A Midsummer's Night's Dream

Jordan Cozine, Gia Santini, Eli Breeden, and Logan Johnson

Act 2, Scene 1, Lines 146-182

Summary: Oberon, the king of fairies, regales Puck, a subordinate mischievous fairy, with a tale of cupid shooting one of his arrows at a "little western flower", and explains to Puck that this flower has the ability to make anyone who's eyes are contaminated by its juices fall in love with the first person they see. He then tells Puck to "fetch [him] that flower" as he wants to use it on a woman who is in unrequited love with a man named Demetrius.

Most Important Quote

"Fetch me that flower- the herb I showed thee once. The juice of it on sleeping eyelids laid will make or man or woman madly dote.

Paraphrase of Quote

Get me that flower that I showed you once. I will put flower juice on his eyelids while he is sleeping. And it will make him madly in love with her.

Why Is This Quote Important?

This quote is important because it is speaking of the event that causes the entire conflict.

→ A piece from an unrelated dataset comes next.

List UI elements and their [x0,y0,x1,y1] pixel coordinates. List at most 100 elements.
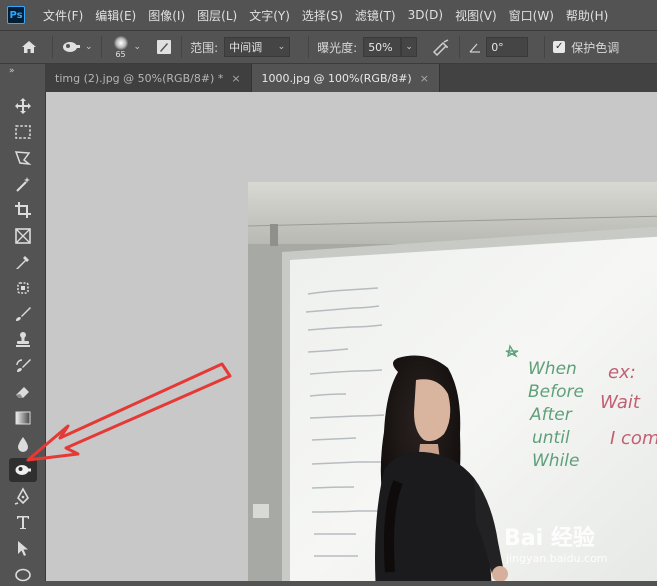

Helena is an important character in AMND because she creates a prominent conflict in the play. Helena is in love with a man named Demetrius, but Demetrius is in love with Hermia Helena's bestfriend; Hermia does not love Demetrius back, instead she loves Lysander. Sadly Helena is deeply in love with Demetrius, and with this deeply ingrained loyalty, she refuses to give up on him. This would not be a prominent conflict if not for Oberon, king of the fairies. Oberon sees Helena's pure loyalty and love and feels bad for her; he then vows to change her bleak fate by making Demetrius fall in love with Helena by use of a magical flower. When portraying Helena one should sound wistful and nostalgic in Act 1 Scene 1 as she is talking of her beloved who does not love her in return. You should simply walk off stage as an exit because the ending of the scene is Hermia and Lysander talking rather than Helena, and as you talking to Hermia you should look like you are addressing her on the stage without turning your back to the audience. Helena is a character deeply affected by her feelings and should be portrayed as such.